Istihsan itu berarti meninggalkan qiyas dan mengamalkan yang  lebih kuat dari itu, karena adanya dalil yang menghendakinya serta lebih  sesuai dengan kemaslahatan umat manusia.
i)        Abu Hanifah menyatakan :
. اْلاِسْتِحْسَانُتِسْعَةُ اَعْشَارِ الْعِلْم
Ishtisan itu sembilan persepuluh ilmu (Drs. Totok Jumantoro, M. A. dan Drs. Samsul Munir Amin, M. Ag. 2005).
j)        Imam Malik sebaaimana dikutip Imam Syathibi, Ahli ushul fiqih mazhab Maliki, menulis:
اْلاَخْذُ بِمُصْلِحَةِ جُزْئِيَّةٍ فِي مُقَابَلَةِ دَلِيْلٍ كُلِّيٍّ    
Memberlakukan kemalahatan juz’i keika berhadapan dengan kaidah umum(Prof. Dr. H. Rachmad Syafe’i. M. A. 2009).
k)      Imam Syafi’i lebih tegas lagi (pendapatnya apakah istihsan  boleh atau tidak sebagai hujjah):
مَنْ اسْتَحْسَنَ فَقَدْ شَرَعَ
Barang siapa menetapkan hukum dengan istihsan , berarti ia membuat  syariat sendiri (Drs. Totok Jumantoro, M. A. dan Drs. Samsul Munir Amin, M. Ag. 2005).
l)        Dikalangan  ulama Hanabiah, Ibn Qudamah (541 – 620 H/1147-1223 M) ahli ushul fiqh mazhab Hanbali, mendefinisikan:
الْعُدُوْلُ بِحُكْمِ الْمَسْآَلَةِ عَنْ نَظَائِرِ مَا لِدَلِيْلٍ خَاصٍ مِنْ كِتَابٍ اَوْ سُنَّةٍ

Berpaling dari hukum dalam suatu masalah disebabkan adanya dalil khusus yang menyebabkan pemalingan ini, baik dari ayat Al Quran maupun dari sunah Rasul(Prof. Dr. H. Rachmad Syafe’i. M. A. 2009).

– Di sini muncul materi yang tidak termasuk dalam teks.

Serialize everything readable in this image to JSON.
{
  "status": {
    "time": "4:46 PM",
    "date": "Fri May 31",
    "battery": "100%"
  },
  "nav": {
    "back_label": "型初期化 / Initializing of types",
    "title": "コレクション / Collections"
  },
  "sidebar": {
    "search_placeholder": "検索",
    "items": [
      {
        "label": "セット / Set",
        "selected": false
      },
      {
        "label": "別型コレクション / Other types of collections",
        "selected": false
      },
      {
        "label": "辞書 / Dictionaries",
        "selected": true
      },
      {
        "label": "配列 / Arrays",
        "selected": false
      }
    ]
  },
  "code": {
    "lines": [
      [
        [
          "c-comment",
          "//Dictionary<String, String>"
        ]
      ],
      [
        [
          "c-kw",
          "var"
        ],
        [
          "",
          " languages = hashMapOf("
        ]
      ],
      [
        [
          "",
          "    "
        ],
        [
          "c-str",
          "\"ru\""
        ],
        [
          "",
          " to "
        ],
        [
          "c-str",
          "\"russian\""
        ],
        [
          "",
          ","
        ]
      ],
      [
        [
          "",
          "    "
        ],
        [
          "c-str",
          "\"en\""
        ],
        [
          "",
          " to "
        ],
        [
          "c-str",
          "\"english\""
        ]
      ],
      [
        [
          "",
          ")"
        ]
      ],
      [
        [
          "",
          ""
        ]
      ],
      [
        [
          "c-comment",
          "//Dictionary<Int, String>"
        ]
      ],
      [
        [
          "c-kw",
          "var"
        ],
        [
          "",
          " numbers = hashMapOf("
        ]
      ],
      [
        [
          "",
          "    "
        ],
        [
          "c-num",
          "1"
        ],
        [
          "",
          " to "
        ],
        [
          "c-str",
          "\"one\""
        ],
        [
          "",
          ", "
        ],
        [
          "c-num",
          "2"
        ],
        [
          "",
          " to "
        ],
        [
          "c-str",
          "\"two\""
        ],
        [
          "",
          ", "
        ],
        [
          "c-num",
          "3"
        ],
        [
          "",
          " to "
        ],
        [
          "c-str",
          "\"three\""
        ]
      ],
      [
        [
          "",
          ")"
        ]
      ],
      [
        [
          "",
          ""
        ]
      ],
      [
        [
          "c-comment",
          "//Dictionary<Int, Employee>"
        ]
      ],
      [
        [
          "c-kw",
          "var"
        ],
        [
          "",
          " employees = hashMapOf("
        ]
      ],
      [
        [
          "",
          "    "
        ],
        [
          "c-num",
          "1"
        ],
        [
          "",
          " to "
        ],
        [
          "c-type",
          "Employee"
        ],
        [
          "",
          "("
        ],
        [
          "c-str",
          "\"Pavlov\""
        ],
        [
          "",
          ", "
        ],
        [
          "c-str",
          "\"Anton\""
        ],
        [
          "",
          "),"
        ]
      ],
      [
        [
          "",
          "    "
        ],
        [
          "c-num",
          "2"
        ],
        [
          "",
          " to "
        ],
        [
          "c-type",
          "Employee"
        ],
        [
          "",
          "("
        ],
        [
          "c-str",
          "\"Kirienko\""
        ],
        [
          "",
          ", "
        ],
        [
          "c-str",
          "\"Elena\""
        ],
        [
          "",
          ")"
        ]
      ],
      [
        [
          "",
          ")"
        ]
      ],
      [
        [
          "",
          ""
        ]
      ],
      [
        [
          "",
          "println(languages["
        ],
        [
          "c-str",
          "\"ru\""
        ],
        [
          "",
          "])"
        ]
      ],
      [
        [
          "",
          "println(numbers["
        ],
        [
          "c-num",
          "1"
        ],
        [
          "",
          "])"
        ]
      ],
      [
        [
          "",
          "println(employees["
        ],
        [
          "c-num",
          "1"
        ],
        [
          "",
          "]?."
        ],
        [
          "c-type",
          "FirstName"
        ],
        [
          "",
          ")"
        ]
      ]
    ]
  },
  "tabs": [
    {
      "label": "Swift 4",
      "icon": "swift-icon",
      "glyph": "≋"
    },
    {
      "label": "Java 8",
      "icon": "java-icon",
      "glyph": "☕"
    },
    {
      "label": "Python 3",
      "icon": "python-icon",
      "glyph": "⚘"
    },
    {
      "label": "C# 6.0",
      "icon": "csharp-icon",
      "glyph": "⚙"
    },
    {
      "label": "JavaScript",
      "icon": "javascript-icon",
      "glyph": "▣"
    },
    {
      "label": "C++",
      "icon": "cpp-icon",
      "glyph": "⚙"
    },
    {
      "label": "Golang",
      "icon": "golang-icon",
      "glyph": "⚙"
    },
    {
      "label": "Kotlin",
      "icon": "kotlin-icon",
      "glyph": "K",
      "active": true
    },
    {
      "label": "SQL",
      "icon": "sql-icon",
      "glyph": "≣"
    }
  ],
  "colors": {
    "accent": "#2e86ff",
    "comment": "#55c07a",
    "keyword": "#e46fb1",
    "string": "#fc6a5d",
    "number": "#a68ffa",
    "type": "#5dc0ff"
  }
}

2.      Macam-Macam Istihsan
Macam-macam istihsan adalah sebagai berikut:
a)      Istihsan Qiyasi
Yaitu menggunakan Qiyas khafi (samar) dan meninggalkan Qiyas jali (nyata) karena ada petunjuk untuk itu. Istihsan ini terjadi pada suatu kasus yang mungkin dilakukan padanya salah satu dari dua bentuk qiyas, yaitu qiyas jali dan qiyas khafi. Pada dasarnya, bila dilihat dari segi kejelasan ‘illat-nya maka qiyas jail  lebih pantas didahulukan atas qiyas khafi. Namun, menurut mashab Hanafi, bilamana mujtahid memandang bahwa qiyas khafi lebih besar kemaslahatannya yang dikandungnya dibandingkan dengan qiyas jail, maka qiyas jail itu boleh ditinggalkan dan yang dipakai adalah hasil qiyas khafi. Praktik seperti itulah yang dikenal dengan istihsan qiyasi.[3]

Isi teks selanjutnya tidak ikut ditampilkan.